I took a deep breath. Relax. Be smart. “Can you tell us if a person was an employee here?”
The look on David R's face made it clear he was no dummy. He knew we were attempting to get around the rules. A slight smile formed on his lips.
“Only yes or no,” he said.
“Great, now we're getting somewhere. The name is Jett L. Carter.”
&n
bsp; Oddly, the clerk didn't have to look up her name. He seemed to know instantly. He picked at his niblet teeth.

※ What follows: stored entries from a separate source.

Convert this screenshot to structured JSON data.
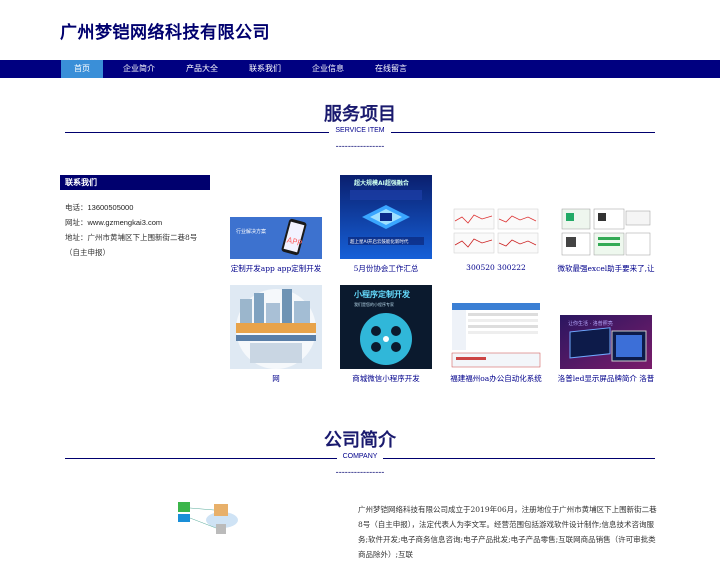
{
  "site": {
    "title": "广州梦铠网络科技有限公司"
  },
  "nav": {
    "items": [
      "首页",
      "企业简介",
      "产品大全",
      "联系我们",
      "企业信息",
      "在线留言"
    ]
  },
  "services": {
    "title": "服务项目",
    "subtitle": "SERVICE ITEM",
    "dashes": "----------------"
  },
  "contact": {
    "heading": "联系我们",
    "phone_label": "电话：",
    "phone": "13600505000",
    "web_label": "网址：",
    "web": "www.gzmengkai3.com",
    "addr_label": "地址：",
    "addr": "广州市黄埔区下上围新街二巷8号（自主申报）"
  },
  "products": [
    {
      "caption": "定制开发app app定制开发",
      "icon": "app-dev-image"
    },
    {
      "caption": "5月份协会工作汇总",
      "icon": "ai-chip-image"
    },
    {
      "caption": "300520 300222",
      "icon": "line-charts-image"
    },
    {
      "caption": "微软最强excel助手要来了,让",
      "icon": "excel-screens-image"
    },
    {
      "caption": "网",
      "icon": "city-skyline-image"
    },
    {
      "caption": "商城微信小程序开发",
      "icon": "mini-program-image"
    },
    {
      "caption": "福建福州oa办公自动化系统",
      "icon": "oa-screens-image"
    },
    {
      "caption": "洛普led显示屏品牌简介 洛普",
      "icon": "led-display-image"
    }
  ],
  "product_banners": {
    "app": "行业解决方案",
    "ai_top": "超大规模AI超强融合",
    "ai_bottom": "超上星AI开启云鼓能化新时代",
    "mini_title": "小程序定制开发",
    "mini_sub": "我们是您的小程序专家",
    "led": "让你生活 · 洛普照亮"
  },
  "company": {
    "title": "公司简介",
    "subtitle": "COMPANY",
    "dashes": "----------------",
    "text": "广州梦铠网络科技有限公司成立于2019年06月，注册地位于广州市黄埔区下上围新街二巷8号（自主申报），法定代表人为李文军。经营范围包括游戏软件设计制作;信息技术咨询服务;软件开发;电子商务信息咨询;电子产品批发;电子产品零售;互联网商品销售（许可审批类商品除外）;互联"
  },
  "colors": {
    "navy": "#000080",
    "active_tab": "#3a8fd8",
    "title": "#1a1a6e"
  }
}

“Never an employee,” he said.
“How long have you been here?” I asked.
“What's it to you?”
“Just want to find out a little information, that's all.”
Valerie smiled at the clerk.
“Miss Carter has applied to be our nanny and we're just running a check on her,” she said. “Can't be too careful.”
The man remained stony. If my wife's warm smile couldn't melt his reserve, then I doubted anything could. “I can't say anything about her. State law, you know.”
Val tried once more. “Let's put it this way, would you hire her to take care of your children? Do you have children, sir?”
“Any other applicants?” he finally asked, giving an answer the only way he could. The guy was by-the-book.
“None we're considering,” she said.
The clerk stared at his computer terminal. “You're not hearing it from me. But I'd run an ad or something. Would be wise.”
♦
A WOMAN IN A WHITE SMOCK with almost blue hair ran out to the car just as we started to pull away. We had seen her in the office, lurking among the file cabinets behind David R., so Val instinctively reached for her purse, in case she had left it on the counter. It was next to her feet on the car floor.
“Folks, I hope I'm not intruding,” the elderly woman said. Light rain fell on her starched, white uniform.
“Can we help you?” I asked.
“I think I could help you.” Her face was lined with years and worry. Her hands were gnarled and grey like the driftwood limbs Taylor and Hayley liked to gather and decorate with wiggly eyes.
“I'm probably out of line talking to you folks about your potential nanny, but no one has ever asked about Jett Carter.”
“Do you know her?” Val asked.
“Can I sit in your car? I'll tell you where to drive.”
Lynette Watson was a semi-retired nurse's aide who had worked at Maplewood since it opened in the mid-1960s. The brick and stucco buildings had been a Catholic girls school in the years before the state purchased it as a foundling home. Mrs. Watson was hired on to work with the babies, many of whom were Hispanic, orphaned when an apple processing plant blew up in an explosion caused by fermenting applesauce in 1968.